Везувий зев открыл – дым хлынул клубом – пламя
Широко развилось, как боевое знамя,
Земля волнуется, – с шатнувшихся колонн
Кумиры падают! Народ, гонимый страхом,
Толпами, стар и млад, под воспаленным прахом,
Под каменным дождем бежит из града вон.
 
   Гоголь разразился восторженной статьей, начинавшейся так: «Картина Брюллова – одно из ярких явлений XIX века. Это – светлое воскресение живописи…» Император удостоил художника милостивой аудиенции и пожаловал ему орден Святой Анны III степени.
   Николая в картине Брюллова привлекло столь ценимое им виртуозное владение кистью. (Ему также, как рассказывают, приглянулась молодая жена художника.
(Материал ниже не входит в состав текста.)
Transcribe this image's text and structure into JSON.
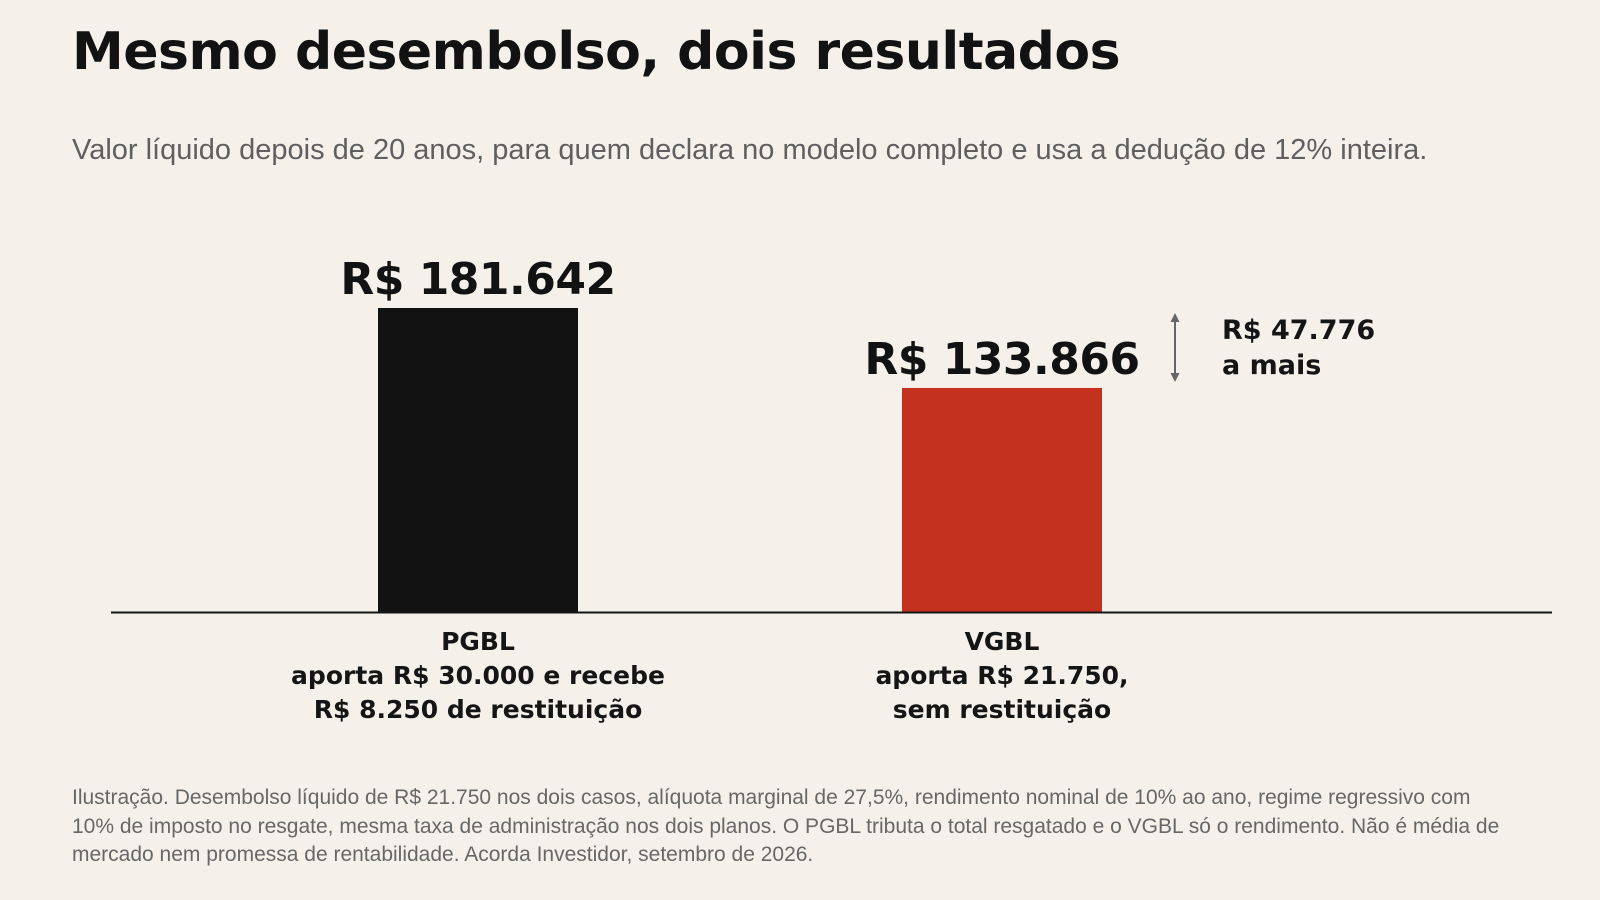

Темпераментный гордый коротышка Брюллов ревновал к великану Николаю и безумно злился. Однажды утром жена его, стоя у окна, увидела, что император – в санях, запряженных вороным конем, – подъезжает к Академии художеств, в здании которой жили Брюлловы. Не сдержавшись, она невольно воскликнула: «Ах, Государь!» Разъяренный Брюллов подскочил к жене и с криком – «А, узнала!» – вырвал у нее из уха серьгу, разорвав при этом мочку.)
   Других петербуржцев в «Последнем дне Помпеи» притягивало вдохновенное, открыто романтическое изображение природного бедствия, буквально пожирающего прекрасный город и его обитателей: напоминание о беззащитности их собственного метрополиса перед беспощадными силами природы. В драматичности картины Брюллова было что-то оперное (первым это отметил еще Гоголь, почему-то с одобрением, – таковы уж были вкусы эпохи), но петербуржцы все равно поеживались. Что-то очень глубинное, копошащееся в подсознании затронул и разбудил в них художник.
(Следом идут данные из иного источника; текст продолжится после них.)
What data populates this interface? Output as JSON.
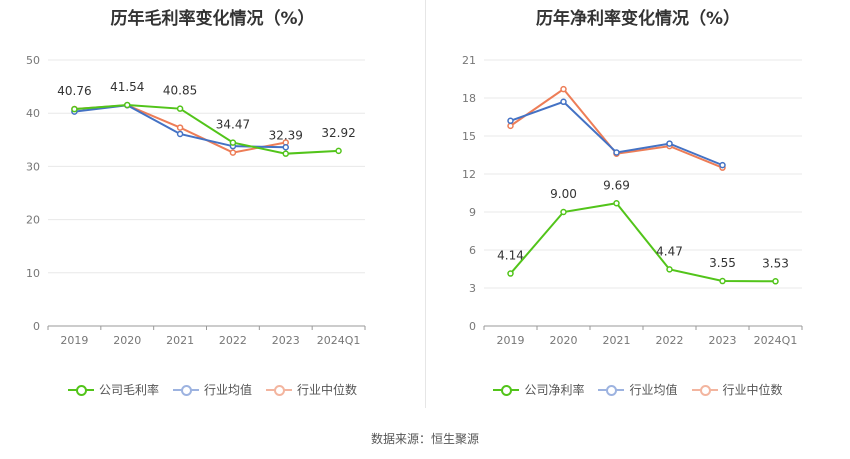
{
  "colors": {
    "company": "#52c41a",
    "industry_avg": "#4472c4",
    "industry_median": "#ed7d57"
  },
  "source": "数据来源：恒生聚源",
  "chart_data": [
    {
      "type": "line",
      "title": "历年毛利率变化情况（%）",
      "categories": [
        "2019",
        "2020",
        "2021",
        "2022",
        "2023",
        "2024Q1"
      ],
      "ylim": [
        0,
        50
      ],
      "yticks": [
        0,
        10,
        20,
        30,
        40,
        50
      ],
      "grid": true,
      "legend_position": "bottom",
      "series": [
        {
          "name": "公司毛利率",
          "key": "company",
          "values": [
            40.76,
            41.54,
            40.85,
            34.47,
            32.39,
            32.92
          ],
          "labels": [
            "40.76",
            "41.54",
            "40.85",
            "34.47",
            "32.39",
            "32.92"
          ]
        },
        {
          "name": "行业均值",
          "key": "industry_avg",
          "values": [
            40.3,
            41.5,
            36.1,
            33.8,
            33.6,
            null
          ]
        },
        {
          "name": "行业中位数",
          "key": "industry_median",
          "values": [
            40.8,
            41.5,
            37.3,
            32.6,
            34.5,
            null
          ]
        }
      ]
    },
    {
      "type": "line",
      "title": "历年净利率变化情况（%）",
      "categories": [
        "2019",
        "2020",
        "2021",
        "2022",
        "2023",
        "2024Q1"
      ],
      "ylim": [
        0,
        21
      ],
      "yticks": [
        0,
        3,
        6,
        9,
        12,
        15,
        18,
        21
      ],
      "grid": true,
      "legend_position": "bottom",
      "series": [
        {
          "name": "公司净利率",
          "key": "company",
          "values": [
            4.14,
            9.0,
            9.69,
            4.47,
            3.55,
            3.53
          ],
          "labels": [
            "4.14",
            "9.00",
            "9.69",
            "4.47",
            "3.55",
            "3.53"
          ]
        },
        {
          "name": "行业均值",
          "key": "industry_avg",
          "values": [
            16.2,
            17.7,
            13.7,
            14.4,
            12.7,
            null
          ]
        },
        {
          "name": "行业中位数",
          "key": "industry_median",
          "values": [
            15.8,
            18.7,
            13.6,
            14.2,
            12.5,
            null
          ]
        }
      ]
    }
  ]
}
   Слова для описания этого смутного чувства нашел позднее диссидент Александр Герцен в статье на традиционную для русской литературы тему «Москва и Петербург», обошедшей в «самиздате» всю Россию и читавшейся вслух также и на собраниях кружка Петрашевского: «Художник, развившийся в Петербурге, избрал для кисти своей страшный образ дикой, неразумной силы, губящей людей в Помпее, – это вдохновение Петербурга!»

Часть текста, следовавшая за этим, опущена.